Essas dualidades permeiam todo o filme. A brutalidade banal do real é pontuada por momentos mágicos que podem ser melhor descritos como significados sem sentido. Sentsov relembra um momento pouco antes do início da filmagem em Real: “Havia um soldado com o indicativo de Johnny, um veterano da guerra do Afeganistão. Ele ia evacuar os feridos, mas foi atingido e conseguiu fazer uma última transmissão de rádio, na qual disse: 'Este é o Johnny. Estou morto.'” É um momento de autêntico absurdo metafísico.


Muitos críticos acreditam que Real mostra a guerra como ela realmente é. Se essa fosse a mensagem de Sentsov, seu filme seria mais um hino pacifista ao absurdo sem sentido da guerra. Mas, embora Sentsov reconheça a brutal falta de sentido da situação, ele acredita, em última análise, que a luta por uma causa justa deve continuar. Tendo despido todo o romantismo do heroísmo do campo de batalha, Real mostra o que significa a verdadeira coragem: aceitar a miséria de uma luta militar e não ofuscá-la com fantasias patéticas.

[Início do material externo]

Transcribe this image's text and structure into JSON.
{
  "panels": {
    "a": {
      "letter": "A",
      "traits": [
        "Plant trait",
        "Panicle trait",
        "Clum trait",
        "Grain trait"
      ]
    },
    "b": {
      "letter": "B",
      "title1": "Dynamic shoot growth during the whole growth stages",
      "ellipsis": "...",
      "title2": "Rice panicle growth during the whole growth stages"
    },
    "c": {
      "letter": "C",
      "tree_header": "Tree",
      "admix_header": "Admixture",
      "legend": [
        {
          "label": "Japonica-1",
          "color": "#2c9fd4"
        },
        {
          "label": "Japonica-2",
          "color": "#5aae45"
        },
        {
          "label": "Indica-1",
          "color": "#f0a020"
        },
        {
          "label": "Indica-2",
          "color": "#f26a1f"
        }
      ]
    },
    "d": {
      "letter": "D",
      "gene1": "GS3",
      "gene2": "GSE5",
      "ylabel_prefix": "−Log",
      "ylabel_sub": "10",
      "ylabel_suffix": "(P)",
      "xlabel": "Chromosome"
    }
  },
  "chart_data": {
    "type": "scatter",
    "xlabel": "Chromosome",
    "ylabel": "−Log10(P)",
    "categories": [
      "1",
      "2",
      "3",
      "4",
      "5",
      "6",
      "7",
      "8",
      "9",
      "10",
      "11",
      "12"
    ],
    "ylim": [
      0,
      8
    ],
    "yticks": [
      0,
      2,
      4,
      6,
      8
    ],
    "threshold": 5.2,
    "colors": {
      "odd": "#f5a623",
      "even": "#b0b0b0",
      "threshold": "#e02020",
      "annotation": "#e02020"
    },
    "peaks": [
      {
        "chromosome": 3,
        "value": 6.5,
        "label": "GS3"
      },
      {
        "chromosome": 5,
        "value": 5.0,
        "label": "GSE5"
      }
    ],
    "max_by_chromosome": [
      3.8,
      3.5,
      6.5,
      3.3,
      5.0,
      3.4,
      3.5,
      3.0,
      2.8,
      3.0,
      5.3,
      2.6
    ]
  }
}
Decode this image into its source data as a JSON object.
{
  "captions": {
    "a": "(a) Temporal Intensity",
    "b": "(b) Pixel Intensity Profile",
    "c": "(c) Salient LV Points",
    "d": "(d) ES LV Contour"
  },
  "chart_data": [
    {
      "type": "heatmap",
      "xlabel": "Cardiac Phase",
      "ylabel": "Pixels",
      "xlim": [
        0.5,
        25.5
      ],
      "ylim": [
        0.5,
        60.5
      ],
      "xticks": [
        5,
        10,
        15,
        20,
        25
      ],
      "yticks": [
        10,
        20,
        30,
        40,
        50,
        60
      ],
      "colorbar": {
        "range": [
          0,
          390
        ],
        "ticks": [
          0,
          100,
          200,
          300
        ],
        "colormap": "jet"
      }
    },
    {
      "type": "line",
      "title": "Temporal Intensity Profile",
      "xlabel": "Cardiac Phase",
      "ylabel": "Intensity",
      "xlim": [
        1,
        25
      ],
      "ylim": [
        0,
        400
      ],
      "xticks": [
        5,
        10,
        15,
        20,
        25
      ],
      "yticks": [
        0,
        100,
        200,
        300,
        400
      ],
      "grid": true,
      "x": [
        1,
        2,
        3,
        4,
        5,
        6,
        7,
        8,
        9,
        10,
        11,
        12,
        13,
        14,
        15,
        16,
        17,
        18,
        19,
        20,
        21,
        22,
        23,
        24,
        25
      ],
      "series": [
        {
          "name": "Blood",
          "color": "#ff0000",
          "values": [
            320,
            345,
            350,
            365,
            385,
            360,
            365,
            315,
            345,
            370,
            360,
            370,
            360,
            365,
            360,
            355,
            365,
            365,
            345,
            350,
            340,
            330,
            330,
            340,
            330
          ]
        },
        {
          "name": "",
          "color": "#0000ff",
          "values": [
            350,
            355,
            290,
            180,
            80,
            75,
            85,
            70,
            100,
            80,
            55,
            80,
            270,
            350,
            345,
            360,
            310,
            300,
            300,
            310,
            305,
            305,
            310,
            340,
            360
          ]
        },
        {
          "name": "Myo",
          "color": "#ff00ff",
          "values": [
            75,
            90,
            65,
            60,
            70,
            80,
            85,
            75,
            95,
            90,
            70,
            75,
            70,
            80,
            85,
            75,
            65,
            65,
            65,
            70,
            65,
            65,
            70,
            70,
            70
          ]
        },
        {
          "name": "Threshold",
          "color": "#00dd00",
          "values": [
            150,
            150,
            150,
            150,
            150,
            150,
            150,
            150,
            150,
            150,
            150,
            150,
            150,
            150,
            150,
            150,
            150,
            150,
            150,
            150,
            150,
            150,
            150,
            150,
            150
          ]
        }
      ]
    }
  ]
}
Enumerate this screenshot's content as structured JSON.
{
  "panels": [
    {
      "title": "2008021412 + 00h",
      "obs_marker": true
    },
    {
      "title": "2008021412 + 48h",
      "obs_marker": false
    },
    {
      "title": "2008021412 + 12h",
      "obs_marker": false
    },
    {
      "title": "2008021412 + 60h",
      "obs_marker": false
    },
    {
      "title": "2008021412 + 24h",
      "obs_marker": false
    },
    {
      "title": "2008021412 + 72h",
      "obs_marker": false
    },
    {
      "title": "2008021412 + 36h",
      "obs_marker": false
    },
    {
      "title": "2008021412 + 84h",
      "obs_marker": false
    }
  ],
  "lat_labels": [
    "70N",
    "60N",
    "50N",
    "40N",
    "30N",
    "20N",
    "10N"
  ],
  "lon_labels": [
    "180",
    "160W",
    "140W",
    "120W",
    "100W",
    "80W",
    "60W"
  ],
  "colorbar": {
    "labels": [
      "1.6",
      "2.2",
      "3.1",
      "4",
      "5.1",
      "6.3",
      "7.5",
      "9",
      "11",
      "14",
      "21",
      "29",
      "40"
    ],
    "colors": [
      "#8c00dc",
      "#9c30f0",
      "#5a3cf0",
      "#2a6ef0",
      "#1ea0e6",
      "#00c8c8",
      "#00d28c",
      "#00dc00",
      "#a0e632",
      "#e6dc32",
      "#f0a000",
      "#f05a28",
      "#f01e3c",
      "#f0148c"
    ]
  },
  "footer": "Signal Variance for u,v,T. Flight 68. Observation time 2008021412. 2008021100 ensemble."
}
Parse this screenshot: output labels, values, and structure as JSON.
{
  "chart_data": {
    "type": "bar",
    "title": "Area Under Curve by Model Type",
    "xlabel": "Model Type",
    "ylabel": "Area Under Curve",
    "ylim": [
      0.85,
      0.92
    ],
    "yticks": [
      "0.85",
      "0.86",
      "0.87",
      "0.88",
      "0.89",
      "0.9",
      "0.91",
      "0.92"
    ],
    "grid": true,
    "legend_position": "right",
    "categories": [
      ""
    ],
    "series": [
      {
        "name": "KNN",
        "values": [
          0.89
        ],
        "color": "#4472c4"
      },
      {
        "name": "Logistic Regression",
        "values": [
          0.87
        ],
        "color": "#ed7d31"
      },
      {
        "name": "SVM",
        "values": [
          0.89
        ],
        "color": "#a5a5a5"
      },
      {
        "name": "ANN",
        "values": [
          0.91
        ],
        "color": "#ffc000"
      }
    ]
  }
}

Esta é a mensagem de que precisamos agora. No caso da Ucrânia, o pacifismo tem sido usado para desculpar a agressão militar da Rússia. A mensagem daqueles que se opõem ao apoio ocidental à Ucrânia é: "Vocês não devem resistir ao ocupante, porque então vocês se tornarão iguais a ele." Na Terra Santa, a mensagem é semelhante, mas a cobertura dos eventos pela grande mídia é muito diferente. Há um esforço consistente para moldar e manipular nossa percepção do que está acontecendo, de modo a limitar o impacto emocional. Enquanto israelenses são mortos em um "massacre", palestinos são meramente " encontrados mortos ". Essas formas de censura "suave" permeiam o discurso público.


Sabia que um grande grupo de intelectuais judeus israelitas apelou recentemente a todos os estados membros da UE, ao Reino Unido e outros para que reconhecessem o Estado da Palestina? Este ato corajoso quase não gerou qualquer cobertura nos meios de comunicação ocidentais. Acontecimentos importantes que possam perturbar a sensibilidade do público ocidental ou não são mencionados ou são relatados apenas com uma pequena nota no final da página.


Quantas pessoas notaram que, em 20 de junho de 2024, Israel decretou o que equivale a uma anexação da Cisjordânia, com a Força de Defesa de Israel transferindo poderes para “funcionários civis pró-colonos”? A ironia dessa medida não passará despercebida aos palestinos. Enquanto uma ocupação militar implica alguma distância de Israel, essa nova dispensação significa que eles estão sendo integrados à ordem civil israelense — embora dominada por chauvinistas empenhados em excluí-los.


Esses exemplos mostram por que precisamos de heróis como Assange. Ele fez o que precisava ser feito e pagou um alto preço. Chegou a hora de outros continuarem o trabalho que ele começou. Por "trabalho", não quero dizer apenas um emprego, mas uma vocação: algo que você é chamado a fazer. Assange não escolheu lançar o WikiLeaks e expor segredos de estado para apimentar sua vida. Ele fez isso porque não poderia ter feito de outra forma. Por essa razão, suspeito que ele seja um homem feliz, apesar de todo o sofrimento que suportou.



Slavoj Žižek, professor de filosofia na European Graduate School, é diretor internacional do Instituto Birkbeck de Humanidades da Universidade de Londres e autor, mais recentemente, de Christian Atheism: How to Be a Real Materialist (Bloomsbury Academic, 2024).